2. It also removes a significant element of the supposed principled distance between rigorous scientific approaches and animal and human behavior and plans.
3. An important early inspiration for me here was von Neumann’s classic and foundational essay on building reliable systems out of unreliable components (von Neumann 1956), which I read in Frank Rosenblatt’s course in 1964. A complement to this emphasizing what I have called “the metabolism of error” is Petroski’s superb collection of essays (Petroski 1985).
4. This point plays a central role in my discussion of the role of ceteris paribus clauses and their ineliminability in functional assessments in Wimsatt (1972).
5. Otto Neurath famously compared the structure of science to a boat that needed to have potentially each of its timbers replaced (one at a time) while under sail. And for Campbell’s “doubt/trust ratio,” he vastly understates the trust required—I would put it at greater than 99 percent.
6. The notion of a heuristic was substantially developed by Herbert Simon in the late 1950s in the context of computer simulations of human behavior and decision making (his general problem solver or GPS program). Among psychologists, it was further elaborated in different directions by Tversky and Kahneman (1974), who emphasized the errors of heuristics, and in directions closer to that of Simon emphasizing the positive benefits by me and by Gigerenzer et al. (1999). Among philosophers, Thomas Nickles (2003; 2006) has also developed a systematic account of the uses of heuristics in science. My own account developed beginning in Wimsatt (1980) and is most fully elaborated in several chapters and appendices in Wimsatt (2007).
7. I first felt the need for this perspective when reading Sydney Shoemaker’s Self-Knowledge and Self-Identity (1963) as an undergraduate.

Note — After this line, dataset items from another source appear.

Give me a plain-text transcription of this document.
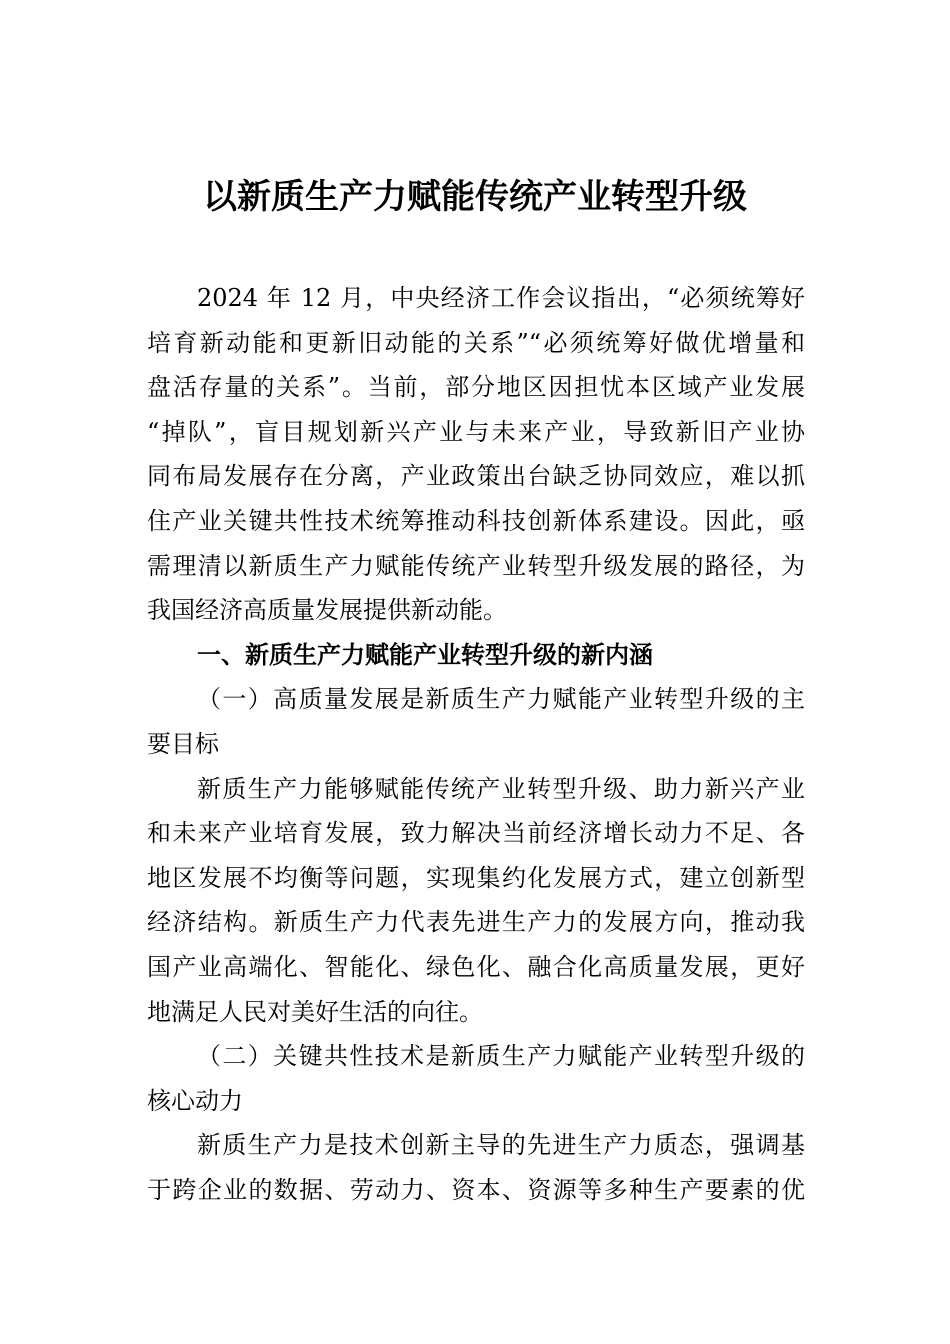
以新质生产力赋能传统产业转型升级
2024 年 12 月，中央经济工作会议指出，“必须统筹好
培育新动能和更新旧动能的关系”“必须统筹好做优增量和
盘活存量的关系”。当前，部分地区因担忧本区域产业发展
“掉队”，盲目规划新兴产业与未来产业，导致新旧产业协
同布局发展存在分离，产业政策出台缺乏协同效应，难以抓
住产业关键共性技术统筹推动科技创新体系建设。因此，亟
需理清以新质生产力赋能传统产业转型升级发展的路径，为
我国经济高质量发展提供新动能。
一、新质生产力赋能产业转型升级的新内涵
（一）高质量发展是新质生产力赋能产业转型升级的主
要目标
新质生产力能够赋能传统产业转型升级、助力新兴产业
和未来产业培育发展，致力解决当前经济增长动力不足、各
地区发展不均衡等问题，实现集约化发展方式，建立创新型
经济结构。新质生产力代表先进生产力的发展方向，推动我
国产业高端化、智能化、绿色化、融合化高质量发展，更好
地满足人民对美好生活的向往。
（二）关键共性技术是新质生产力赋能产业转型升级的
核心动力
新质生产力是技术创新主导的先进生产力质态，强调基
于跨企业的数据、劳动力、资本、资源等多种生产要素的优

There he argued that it was a necessary condition for a language to work that people usually told the truth—something that we have seen sorely tested and increasingly validated under Donald Trump’s regime. Philosophers scoffed at this new modality (“it is necessarily usually the case that”) as having no acceptable semantics, but this was clearly a centrally important concept, and they should instead have scoffed at the semantic theories that could not deal with it. Again, they were misled by methodological idealizations.